Mr Beasley said that threats to global food security have been exacerbated by the upheaval in worldwide fuel and fertiliser markets.

“Without urgent action, food production and crop yields will be slashed. This raises the frightening possibility that on top of today’s food-pricing crisis, the world will also face a genuine crisis of food availability over the next 12 to 24 months — and with it, the spectre of multiple famines.”

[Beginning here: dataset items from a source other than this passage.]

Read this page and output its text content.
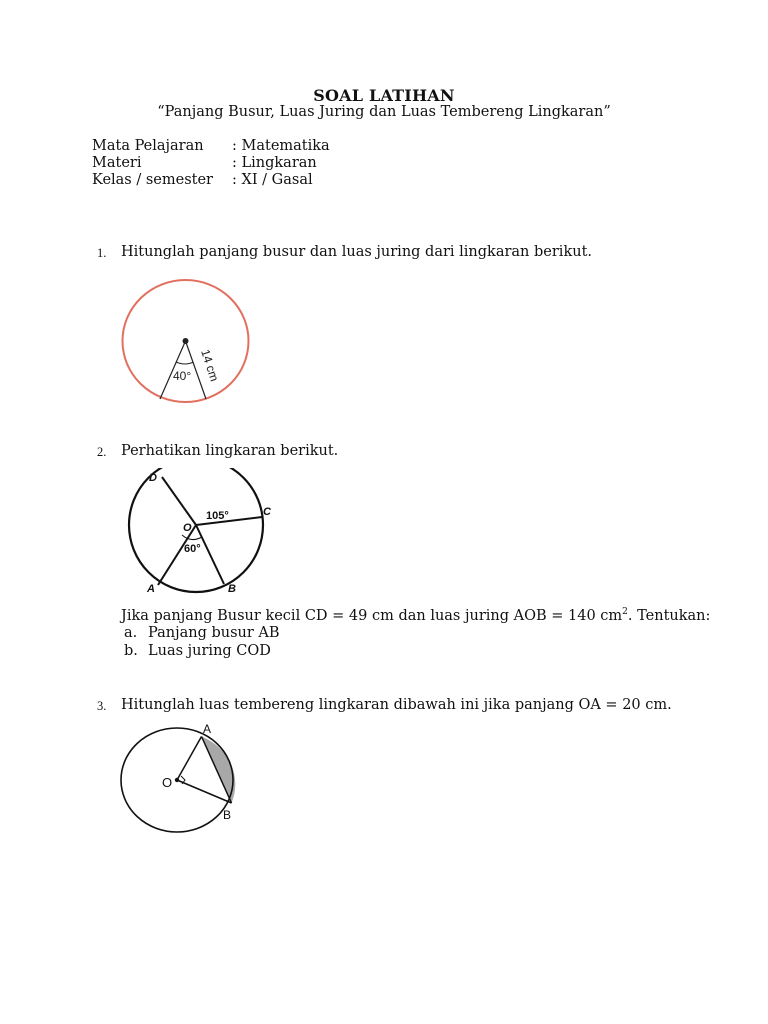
SOAL LATIHAN
“Panjang Busur, Luas Juring dan Luas Tembereng Lingkaran”
Mata Pelajaran : Matematika
Materi	: Lingkaran
Kelas / semester : XI / Gasal
1. Hitunglah panjang busur dan luas juring dari lingkaran berikut.
40° 14 cm
2. Perhatikan lingkaran berikut.
D
C
A	B
O
105°
60°
Jika panjang Busur kecil CD = 49 cm dan luas juring AOB = 140 $cm^2$. Tentukan:
a. Panjang busur AB
b. Luas juring COD
3. Hitunglah luas tembereng lingkaran dibawah ini jika panjang OA = 20 cm.
O
A
B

Food prices reached a 10-year high in 2022, although there has been a slight easing in the past two months. The crisis has been stoked by Russia’s invasion of Ukraine and its Black Sea blockade preventing crucial grain exports.

Promoting the pamphlet A Global Crisis, Tony Blair said the food crisis now hitting poor countries in Africa, Middle East and Asia “is absolutely likely to cause serious unrest in the same way as it did before the Arab Spring”.

He said: “There is a real risk that this is not simply a problem just for this year but could be worse next year because of the huge problems next year in getting food fertilisers to make the crops succeed.

“This is going to affect millions of people and has to be brought centre stage at the G20 in a way it is not at present. It is understandable when leaders are concentrating on their own cost of living crisis, but I can tell you from my contacts that this issue is a big preoccupation of African leaders.”

An increasing concern is the lack of fertilisers, and their escalating price. In 2021 Russia supplied 23 per cent of African fertiliser imports, doubling its 2020 share, leaving Africa dangerously exposed just as Europe has been exposed by its reliance on Russian gas.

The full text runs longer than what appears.